Metronidazole resistance in T. vaginalis isolates is uncommon. Most T. vaginalis strains are usually susceptible to metronidazole with a minimum inhibitory concentration (MIC) of 1 μg/mL. Low-level resistance, defined as a MIC of 50 to 100 μg/mL, occurs in 1% to 3% of isolates. These strains manifest with early relapse or failure to respond to single-dose 2-g therapy. Conventional therapy with metronidazole 500 mg twice a day for 7 days can achieve adequate treatment of low-level resistant strains. Higher levels of metronidazole resistance require oral metronidazole 2 g per day for 3 to 5 days according to the CDC guidelines. However, failure of this high-dose regimen has also been reported. Tinidazole, which is now available in the United States, is an alternative for metronidazole-resistant strains of T. vaginalis. Tinidazole has been approved at a dose of 2-g single dose orally as first-line therapy for trichomoniasis.

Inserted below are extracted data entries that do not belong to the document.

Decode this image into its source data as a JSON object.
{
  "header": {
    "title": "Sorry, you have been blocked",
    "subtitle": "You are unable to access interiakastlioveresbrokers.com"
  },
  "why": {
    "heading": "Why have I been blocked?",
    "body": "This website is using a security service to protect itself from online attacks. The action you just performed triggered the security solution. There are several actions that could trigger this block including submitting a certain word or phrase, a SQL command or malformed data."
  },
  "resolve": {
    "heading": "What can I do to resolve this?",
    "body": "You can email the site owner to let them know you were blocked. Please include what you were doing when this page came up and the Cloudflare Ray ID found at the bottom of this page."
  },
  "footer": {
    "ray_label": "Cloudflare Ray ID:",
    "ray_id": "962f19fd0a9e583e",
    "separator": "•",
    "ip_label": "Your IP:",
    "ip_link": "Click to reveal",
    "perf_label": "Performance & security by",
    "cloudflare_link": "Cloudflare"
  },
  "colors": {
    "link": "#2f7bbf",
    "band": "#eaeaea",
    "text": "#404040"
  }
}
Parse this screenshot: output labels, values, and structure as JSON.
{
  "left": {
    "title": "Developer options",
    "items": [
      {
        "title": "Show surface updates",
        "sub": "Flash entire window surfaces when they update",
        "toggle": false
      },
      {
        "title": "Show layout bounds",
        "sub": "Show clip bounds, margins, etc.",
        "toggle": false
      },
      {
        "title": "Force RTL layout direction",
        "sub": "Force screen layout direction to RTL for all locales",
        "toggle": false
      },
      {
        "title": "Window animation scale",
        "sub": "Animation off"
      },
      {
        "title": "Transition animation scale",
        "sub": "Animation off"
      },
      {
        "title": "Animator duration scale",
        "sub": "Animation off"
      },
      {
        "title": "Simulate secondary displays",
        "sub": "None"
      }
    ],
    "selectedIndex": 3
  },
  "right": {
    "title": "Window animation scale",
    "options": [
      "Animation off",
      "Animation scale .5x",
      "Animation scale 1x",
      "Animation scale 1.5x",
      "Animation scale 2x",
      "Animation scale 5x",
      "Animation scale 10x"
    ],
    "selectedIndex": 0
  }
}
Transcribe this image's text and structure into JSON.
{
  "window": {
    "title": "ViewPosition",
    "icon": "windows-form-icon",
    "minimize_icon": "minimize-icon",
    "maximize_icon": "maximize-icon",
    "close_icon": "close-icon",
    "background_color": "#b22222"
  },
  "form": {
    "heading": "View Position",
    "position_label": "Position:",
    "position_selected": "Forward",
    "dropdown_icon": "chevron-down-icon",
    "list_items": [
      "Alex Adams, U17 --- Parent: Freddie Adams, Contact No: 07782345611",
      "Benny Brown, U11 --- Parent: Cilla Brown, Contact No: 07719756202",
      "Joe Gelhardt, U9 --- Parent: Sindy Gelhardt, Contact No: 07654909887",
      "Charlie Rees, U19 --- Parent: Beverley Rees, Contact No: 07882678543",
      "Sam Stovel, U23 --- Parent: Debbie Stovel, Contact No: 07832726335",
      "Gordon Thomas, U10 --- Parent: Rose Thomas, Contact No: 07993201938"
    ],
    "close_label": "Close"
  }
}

The optimal dose and duration of therapy for metronidazole-resistant T. vaginalis infections are as yet to be determined. For metronidazole-resistant strains, a more prolonged course may be necessary. Tinidazole is better tolerated than metronidazole in terms of both gastrointestinal and central nervous system side effects, especially at higher doses. Tinidazole should also be prescribed to the partner of the woman harboring the resistant T. vaginalis.
Trichomoniasis treatment during pregnancy is controversial. Metronidazole readily crosses the placenta; however, it is unclear if it is teratogenic. Most physicians prefer to avoid it in the first trimester of pregnancy. Clotrimazole can temporarily relieve the symptoms of trichomoniasis. Treatment may be delayed until after the first trimester of pregnancy. Breast-feeding should be delayed or withheld for 24 hours after taking metronidazole.
The treatment for other types of vaginitis depends on the cause. Atrophic vaginitis can be treated with local or systemic estrogens. Desquamative inflammatory vaginitis is a chronic purulent vaginitis with negative cultures, which responds to topical 2% clindamycin. Bacterial vaginitis complicating atrophic vaginitis or a foreign body superinfection can be treated with antibiotics and foreign body removal, when appropriate. Noninfectious causes of vaginitis include irritants and allergens. Management includes removing the offending agent, applying topical corticosteroids (used cautiously to avoid local burning), taking sodium bicarbonate sitz baths, and applying vegetable oil topically.